(cheun rume)

 

20110321

El espejo de piedra

Horacio avanzó pausadamente entre la gente. Muchos ignoraban completamente los objetos que los rodeaban a fuerza de verlos todos los días. Horacio sin embargo se maravillaba en cada rincón, pues era ésta la primera visita que realizaba a estos jardines. Seguía por los senderos trazados por pies vigorosos, a través de las flores, los árboles y los cisnes. Muchos jóvenes declaraban su amor a los verdes prados y a la suave brisa que mecía los enormes álamos. Horacio observaba todo esto con profunda calma. Su corazón respiraba tranquilidad y paz al ver los armoniosos edificios rodeados de verdor. Por eso Horacio no necesitaba descansar estando en estas tierras. Por el contrario, aceleraba su paso en cada esquina para poder regocijarse con el mundo de secretos que se abría ante sus ojos. Cuando finalmente se detuvo, observó con detenimiento y curiosidad lo que tenía en frente. Grande fue sorpresa al acercarse y reconocerse a sí mismo en el espejo de piedra.

El espejo lo mostraba en la plenitud de su vida, decidido y arrogante. Horacio se veía a sí mismo amenazante e intrépido. Sus músculos bien formados y tensos contrastaban con su flácida carne de observador. Veía Horacio cómo toda su energía desbordaba las venas gruesas y marcadas, prontas a explotar bajo los fibrosos brazos. Su pecho, desnudo bajo la blanca túnica, se ofrecía desafiante a sus enemigos. Porque el Horacio del espejo era un verdadero valiente. Sentado sobre un trono sencillo de granito, Horacio confirmaba con su propio cuerpo eterno lo trascendente de su ser. Horacio era, o es, dentro del espejo de piedra que observaba. Horacio se vio a sí mismo existiendo por propio derecho. Existiendo no más como un instrumento de su capricho, sino como su capricho en persona. Horacio existe en el espejo no como una imagen vana que se pierde en las tinieblas de la noche. Horacio, por el contrario, existe en la piedra como las tablas de la nueva ley. El hombre del espejo no es ya un fútil reflejo de la verdad. El hombre del espejo es en sí una verdad.
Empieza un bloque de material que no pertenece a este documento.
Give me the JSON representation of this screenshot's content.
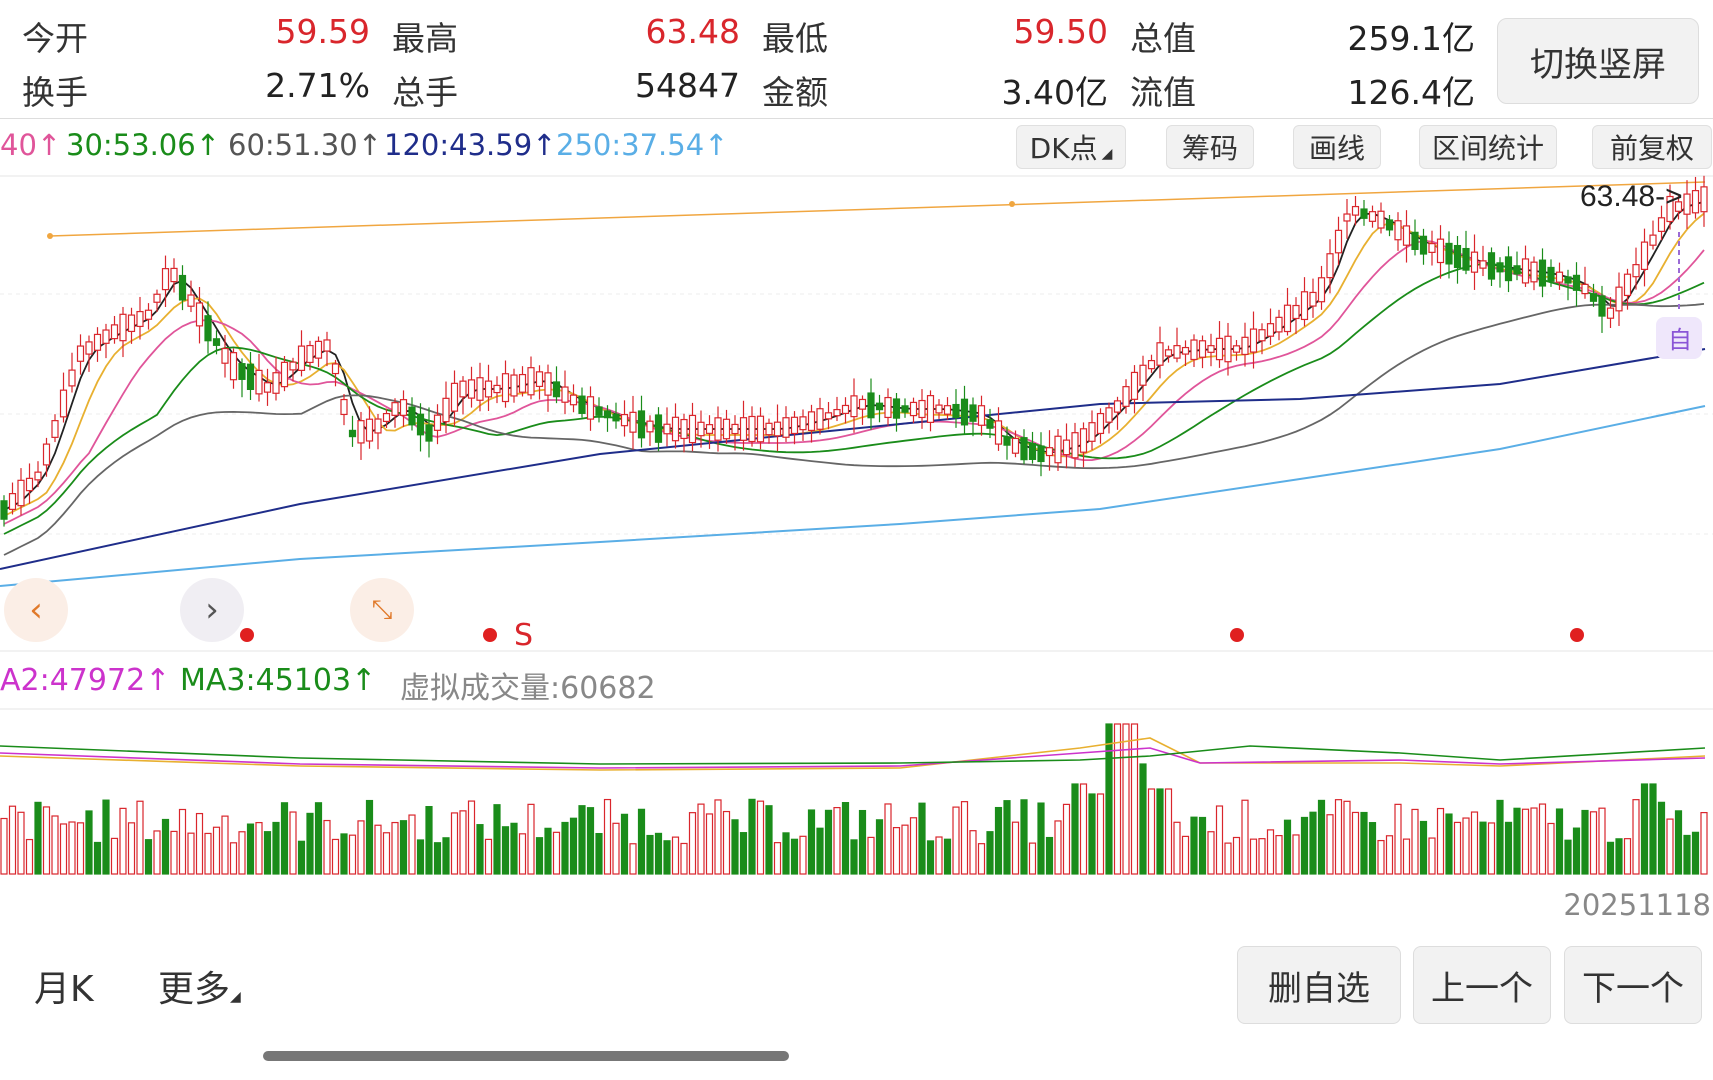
{
  "stats": {
    "row1": [
      {
        "label": "今开",
        "value": "59.59",
        "tone": "red"
      },
      {
        "label": "最高",
        "value": "63.48",
        "tone": "red"
      },
      {
        "label": "最低",
        "value": "59.50",
        "tone": "red"
      },
      {
        "label": "总值",
        "value": "259.1亿",
        "tone": "dark"
      }
    ],
    "row2": [
      {
        "label": "换手",
        "value": "2.71%",
        "tone": "dark"
      },
      {
        "label": "总手",
        "value": "54847",
        "tone": "dark"
      },
      {
        "label": "金额",
        "value": "3.40亿",
        "tone": "dark"
      },
      {
        "label": "流值",
        "value": "126.4亿",
        "tone": "dark"
      }
    ]
  },
  "switch_button_label": "切换竖屏",
  "ma_indicators": [
    {
      "text": "40↑",
      "color": "#e0559a"
    },
    {
      "text": "30:53.06↑",
      "color": "#1a8c1a"
    },
    {
      "text": "60:51.30↑",
      "color": "#555555"
    },
    {
      "text": "120:43.59↑",
      "color": "#1f2d8a"
    },
    {
      "text": "250:37.54↑",
      "color": "#5aaee6"
    }
  ],
  "toolbar": {
    "dk_label": "DK点",
    "chips_label": "筹码",
    "draw_label": "画线",
    "range_label": "区间统计",
    "adjust_label": "前复权"
  },
  "chart_overlay": {
    "max_marker": "63.48->",
    "self_select_tag": "自",
    "signal_letter": "S"
  },
  "volume_indicators": [
    {
      "text": "A2:47972↑",
      "color": "#cc33cc"
    },
    {
      "text": "MA3:45103↑",
      "color": "#1a8c1a"
    },
    {
      "text": "虚拟成交量:60682",
      "color": "#888888"
    }
  ],
  "colors": {
    "up": "#d9262c",
    "down": "#1a8c1a",
    "ma5": "#222222",
    "ma10": "#e8b030",
    "ma20": "#e0559a",
    "ma30": "#1a8c1a",
    "ma60": "#666666",
    "ma120": "#1f2d8a",
    "ma250": "#5aaee6",
    "trendline": "#f0a640"
  },
  "chart_data": {
    "type": "candlestick",
    "title": "",
    "y_current_high": 63.48,
    "last_date": "20251118",
    "moving_averages": [
      "MA5",
      "MA10",
      "MA20",
      "MA30",
      "MA60",
      "MA120",
      "MA250"
    ],
    "volume_ma": [
      "A2",
      "MA3"
    ]
  },
  "footer": {
    "date": "20251118",
    "period_label": "月K",
    "more_label": "更多",
    "remove_watch": "删自选",
    "prev": "上一个",
    "next": "下一个"
  }
}
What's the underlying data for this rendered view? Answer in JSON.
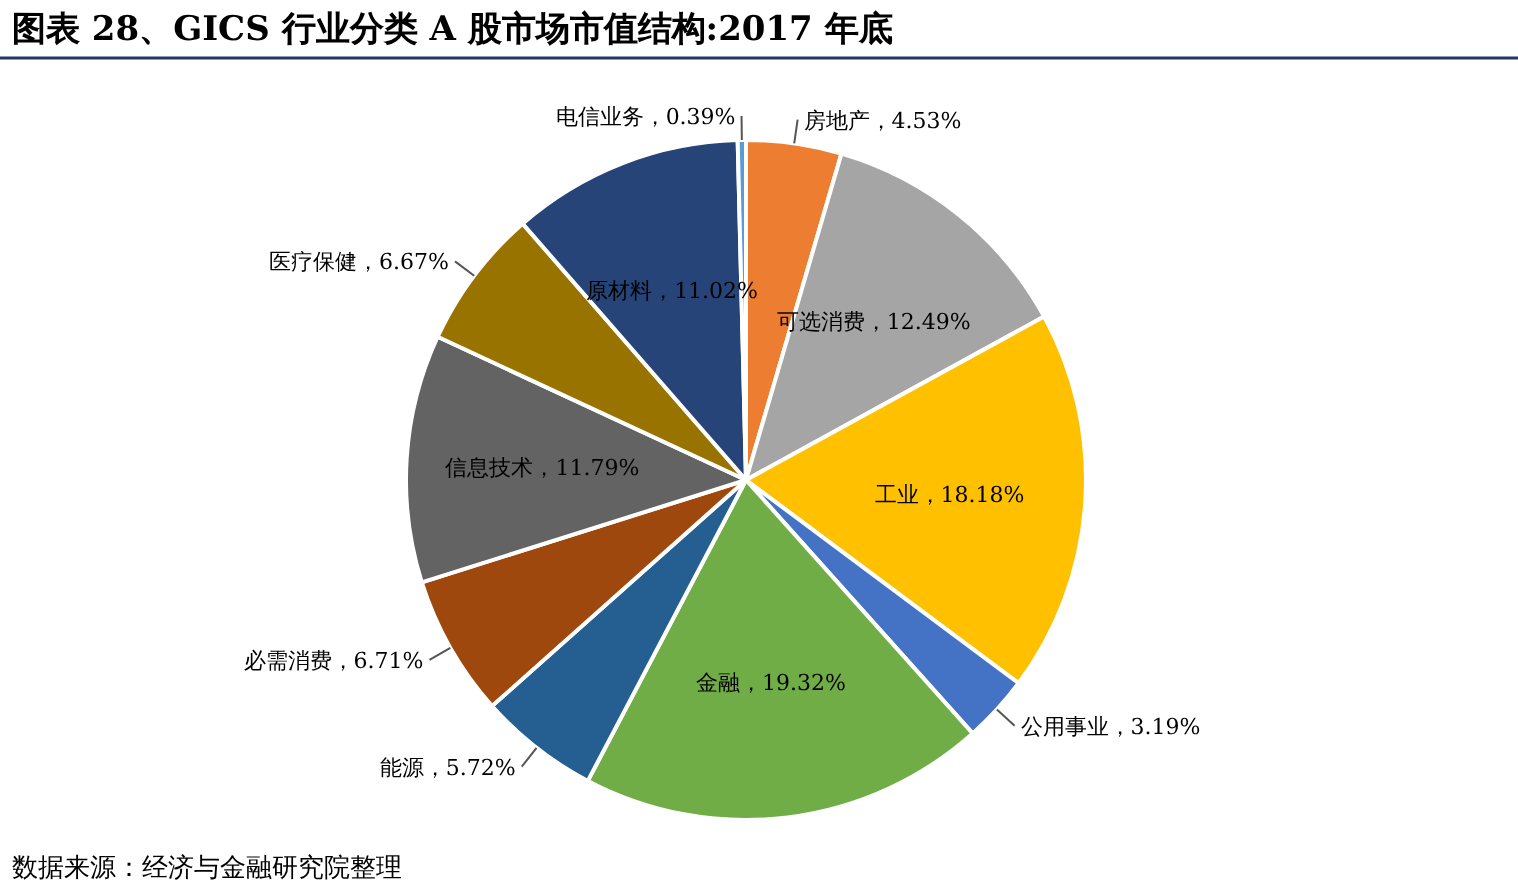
{
  "chart_data": {
    "type": "pie",
    "title": "图表 28、GICS 行业分类 A 股市场市值结构:2017 年底",
    "categories": [
      "房地产",
      "可选消费",
      "工业",
      "公用事业",
      "金融",
      "能源",
      "必需消费",
      "信息技术",
      "医疗保健",
      "原材料",
      "电信业务"
    ],
    "values": [
      4.53,
      12.49,
      18.18,
      3.19,
      19.32,
      5.72,
      6.71,
      11.79,
      6.67,
      11.02,
      0.39
    ],
    "value_labels": [
      "4.53%",
      "12.49%",
      "18.18%",
      "3.19%",
      "19.32%",
      "5.72%",
      "6.71%",
      "11.79%",
      "6.67%",
      "11.02%",
      "0.39%"
    ],
    "colors": [
      "#ed7d31",
      "#a5a5a5",
      "#ffc000",
      "#4472c4",
      "#70ad47",
      "#255e91",
      "#9e480e",
      "#636363",
      "#997300",
      "#264478",
      "#5b9bd5"
    ],
    "annotations": [
      "数据来源：经济与金融研究院整理"
    ]
  }
}
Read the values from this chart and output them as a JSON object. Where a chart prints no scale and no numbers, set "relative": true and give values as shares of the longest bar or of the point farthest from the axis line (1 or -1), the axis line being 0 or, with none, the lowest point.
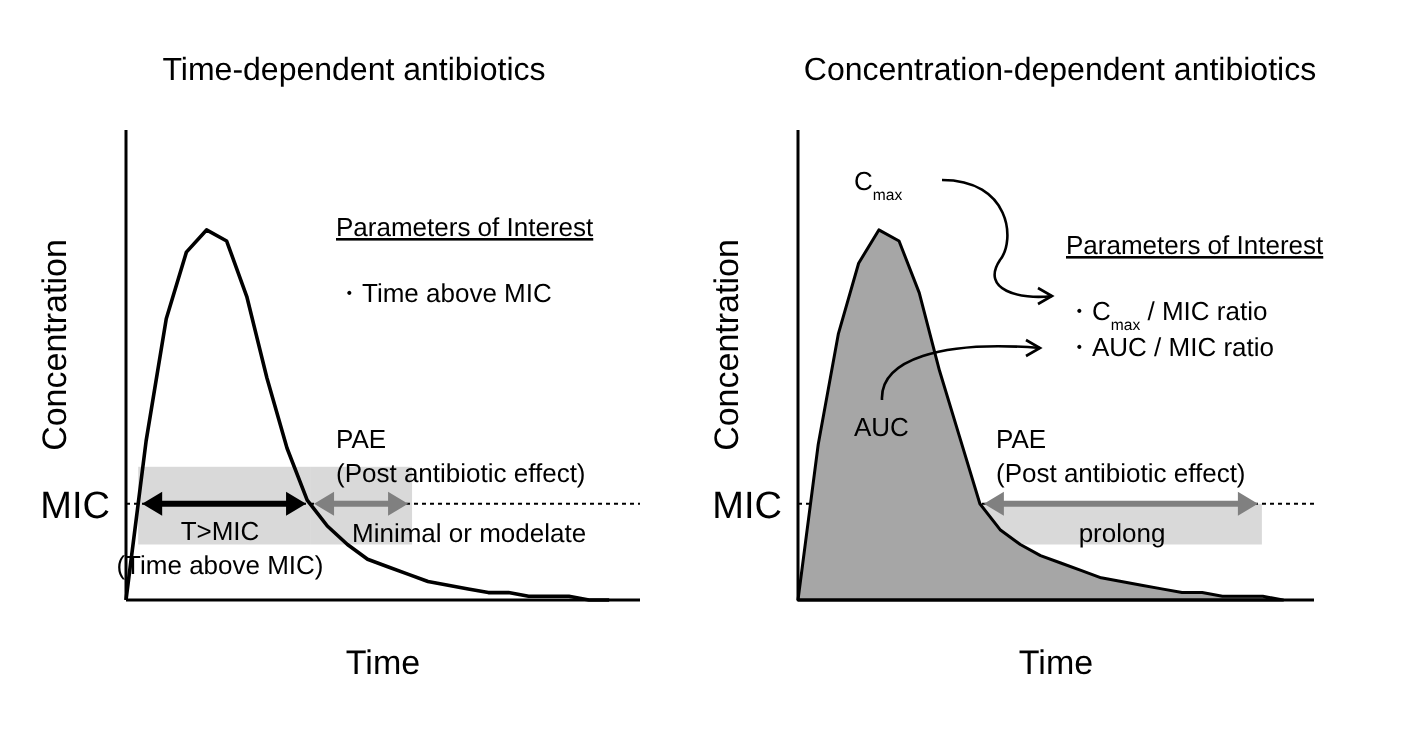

Horacio vio a Horacio cuando estaba a punto de levantarse. Horacio se reveló a Horacio arrogante y decidido. La mirada de Horacio se llenó de resolución y fortaleza en el instante eterno del espejo de piedra. Con su dedo índice extendido, su largo brazo indica el ahora, el presente inmediato, en el que Horacio alza su mirada amenazante a la realidad. Horacio amenaza a todo lo aceptado. Horacio consigue mover los cimientos de Horacio que lo observa aún con incredulidad.

Es Horacio el objeto de su propia observación. Como tal, es también Horacio su propio armamento.

Esto vio Horacio y avanzó.

Pero cuando se alejaba, vio Horacio también a quienes rodeaban la estatua. Los vio reunidos sobre el pasto húmedo, riendo y hablando sobre el porvenir. Horacio veía a los niños junto a Horacio y los escuchaba pensar en quimeras, en vaporosas ensoñaciones, en irreverentes vanidades.